And Jeb stepped sideways through the crowd, Lynch following him past the bouncer through the door for the long stairwell down to the parking lot where my brother would have to fight in his slippers and T-shirt, his hair swinging in front of his face, and I wanted to follow, but Bobby was holding his hand up to Lynch’s boys, smiling that same smile he used to have in Connolly’s ring, both gloves at his side, daring you to swing, “You stay, we stay, right, boys?”

The tallest and biggest nodded, and the seven of us stood there in the smoke haze and the noise of the crowd that didn’t know we were waiting to see who’d come back in that door.

It was Lynch and it was way too soon. Less than a minute. He was smiling, looking down at me as he rejoined his friends. Sam said something, or Bobby, but I was moving through the crowd past the bouncer, then down the long stairwell, thinking
knife.
He
stabbed
him.

The steps were pockets of air under my feet.
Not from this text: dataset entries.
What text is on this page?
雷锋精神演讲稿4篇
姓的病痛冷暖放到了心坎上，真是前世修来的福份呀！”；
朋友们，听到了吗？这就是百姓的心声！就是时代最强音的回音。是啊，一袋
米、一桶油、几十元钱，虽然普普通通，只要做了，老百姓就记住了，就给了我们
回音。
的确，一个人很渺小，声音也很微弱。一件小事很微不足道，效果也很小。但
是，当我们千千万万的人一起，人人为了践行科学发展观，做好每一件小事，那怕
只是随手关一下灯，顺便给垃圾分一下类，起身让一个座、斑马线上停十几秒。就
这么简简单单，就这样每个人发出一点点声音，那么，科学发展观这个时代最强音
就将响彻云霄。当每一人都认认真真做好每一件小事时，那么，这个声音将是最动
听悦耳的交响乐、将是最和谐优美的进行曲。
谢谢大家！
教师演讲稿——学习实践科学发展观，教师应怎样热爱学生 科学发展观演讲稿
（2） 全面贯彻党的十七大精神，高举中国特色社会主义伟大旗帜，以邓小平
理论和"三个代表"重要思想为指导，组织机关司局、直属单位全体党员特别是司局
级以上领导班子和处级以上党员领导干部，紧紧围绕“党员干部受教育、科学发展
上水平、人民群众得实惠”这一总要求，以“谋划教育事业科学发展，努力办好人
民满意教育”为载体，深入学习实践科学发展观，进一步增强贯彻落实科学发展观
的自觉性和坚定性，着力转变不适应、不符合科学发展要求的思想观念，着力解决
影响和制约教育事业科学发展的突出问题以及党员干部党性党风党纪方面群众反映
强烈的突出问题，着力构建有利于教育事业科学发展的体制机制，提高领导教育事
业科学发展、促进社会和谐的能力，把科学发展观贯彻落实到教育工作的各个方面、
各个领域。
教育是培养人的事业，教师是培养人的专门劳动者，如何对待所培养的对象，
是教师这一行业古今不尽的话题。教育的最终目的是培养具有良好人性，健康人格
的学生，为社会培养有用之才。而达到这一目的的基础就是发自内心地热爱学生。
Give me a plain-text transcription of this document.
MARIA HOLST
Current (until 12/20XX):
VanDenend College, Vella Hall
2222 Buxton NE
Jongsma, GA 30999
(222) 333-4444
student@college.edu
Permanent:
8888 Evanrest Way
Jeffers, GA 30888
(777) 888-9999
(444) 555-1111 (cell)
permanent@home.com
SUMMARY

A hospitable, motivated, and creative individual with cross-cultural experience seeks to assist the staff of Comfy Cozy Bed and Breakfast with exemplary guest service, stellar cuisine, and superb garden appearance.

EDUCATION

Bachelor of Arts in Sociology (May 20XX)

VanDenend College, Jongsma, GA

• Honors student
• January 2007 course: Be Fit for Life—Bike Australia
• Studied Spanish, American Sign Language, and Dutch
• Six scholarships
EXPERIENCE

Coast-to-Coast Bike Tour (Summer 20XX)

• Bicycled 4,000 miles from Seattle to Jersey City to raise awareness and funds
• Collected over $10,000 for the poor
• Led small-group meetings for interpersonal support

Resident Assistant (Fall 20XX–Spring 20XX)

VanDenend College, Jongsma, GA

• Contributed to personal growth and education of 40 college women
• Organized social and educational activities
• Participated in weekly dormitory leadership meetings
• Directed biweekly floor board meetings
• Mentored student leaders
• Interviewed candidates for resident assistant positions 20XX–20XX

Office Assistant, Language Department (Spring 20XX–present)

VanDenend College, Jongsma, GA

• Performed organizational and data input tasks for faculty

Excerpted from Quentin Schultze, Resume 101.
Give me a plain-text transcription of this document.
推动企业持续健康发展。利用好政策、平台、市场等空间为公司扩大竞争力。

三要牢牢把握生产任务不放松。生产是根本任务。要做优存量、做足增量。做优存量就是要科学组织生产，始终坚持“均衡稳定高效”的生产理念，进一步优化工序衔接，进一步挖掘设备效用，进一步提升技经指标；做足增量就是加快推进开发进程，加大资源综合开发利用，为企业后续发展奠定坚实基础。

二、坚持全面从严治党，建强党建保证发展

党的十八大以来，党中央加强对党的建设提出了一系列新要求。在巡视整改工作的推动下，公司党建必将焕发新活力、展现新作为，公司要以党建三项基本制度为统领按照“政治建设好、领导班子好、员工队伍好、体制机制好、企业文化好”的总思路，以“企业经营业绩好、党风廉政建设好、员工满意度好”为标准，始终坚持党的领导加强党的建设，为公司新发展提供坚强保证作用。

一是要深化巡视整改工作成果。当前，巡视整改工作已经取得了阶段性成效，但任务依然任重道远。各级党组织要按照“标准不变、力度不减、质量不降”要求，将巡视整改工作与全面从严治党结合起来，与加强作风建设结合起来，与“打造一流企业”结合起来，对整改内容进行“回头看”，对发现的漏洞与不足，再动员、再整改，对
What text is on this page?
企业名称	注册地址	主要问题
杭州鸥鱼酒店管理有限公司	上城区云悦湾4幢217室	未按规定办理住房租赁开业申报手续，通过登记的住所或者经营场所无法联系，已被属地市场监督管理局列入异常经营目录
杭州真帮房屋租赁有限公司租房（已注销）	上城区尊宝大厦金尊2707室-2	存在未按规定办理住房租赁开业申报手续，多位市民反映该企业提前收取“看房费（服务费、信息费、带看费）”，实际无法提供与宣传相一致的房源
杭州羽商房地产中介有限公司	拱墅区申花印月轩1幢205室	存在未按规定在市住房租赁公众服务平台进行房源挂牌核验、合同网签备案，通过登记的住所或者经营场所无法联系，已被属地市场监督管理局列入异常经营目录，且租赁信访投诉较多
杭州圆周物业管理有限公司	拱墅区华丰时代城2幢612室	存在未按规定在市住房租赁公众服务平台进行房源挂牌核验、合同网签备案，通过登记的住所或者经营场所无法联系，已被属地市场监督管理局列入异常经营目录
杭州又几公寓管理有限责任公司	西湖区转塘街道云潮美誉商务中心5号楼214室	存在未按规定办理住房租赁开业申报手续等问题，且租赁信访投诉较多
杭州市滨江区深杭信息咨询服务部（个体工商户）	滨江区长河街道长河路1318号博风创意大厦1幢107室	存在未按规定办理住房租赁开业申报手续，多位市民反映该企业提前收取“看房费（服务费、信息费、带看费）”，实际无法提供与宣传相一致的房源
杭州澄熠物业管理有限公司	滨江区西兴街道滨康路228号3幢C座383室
Then I was out in the cold, the grit of salt and sand on ice under my boots, Jeb standing there looking at me.

“You all right?”

“I had my back to him, he kicked me down the stairs, I can’t find my other slipper.”

Jeb’s left foot was bare, his toes naked on the iced-over asphalt.

“Where is it?”

“Up there somewhere.”

I was back inside, the stairs under me like an afterthought. And I was scanning them for my brother’s wool slipper, but I wasn’t looking for it. Then I was on the landing and past the bouncer inside the noise and heat and smoke, walking past Lynch and his boys to Sam and Bobby.
He kicked him down the stairs. Help me find his slipper.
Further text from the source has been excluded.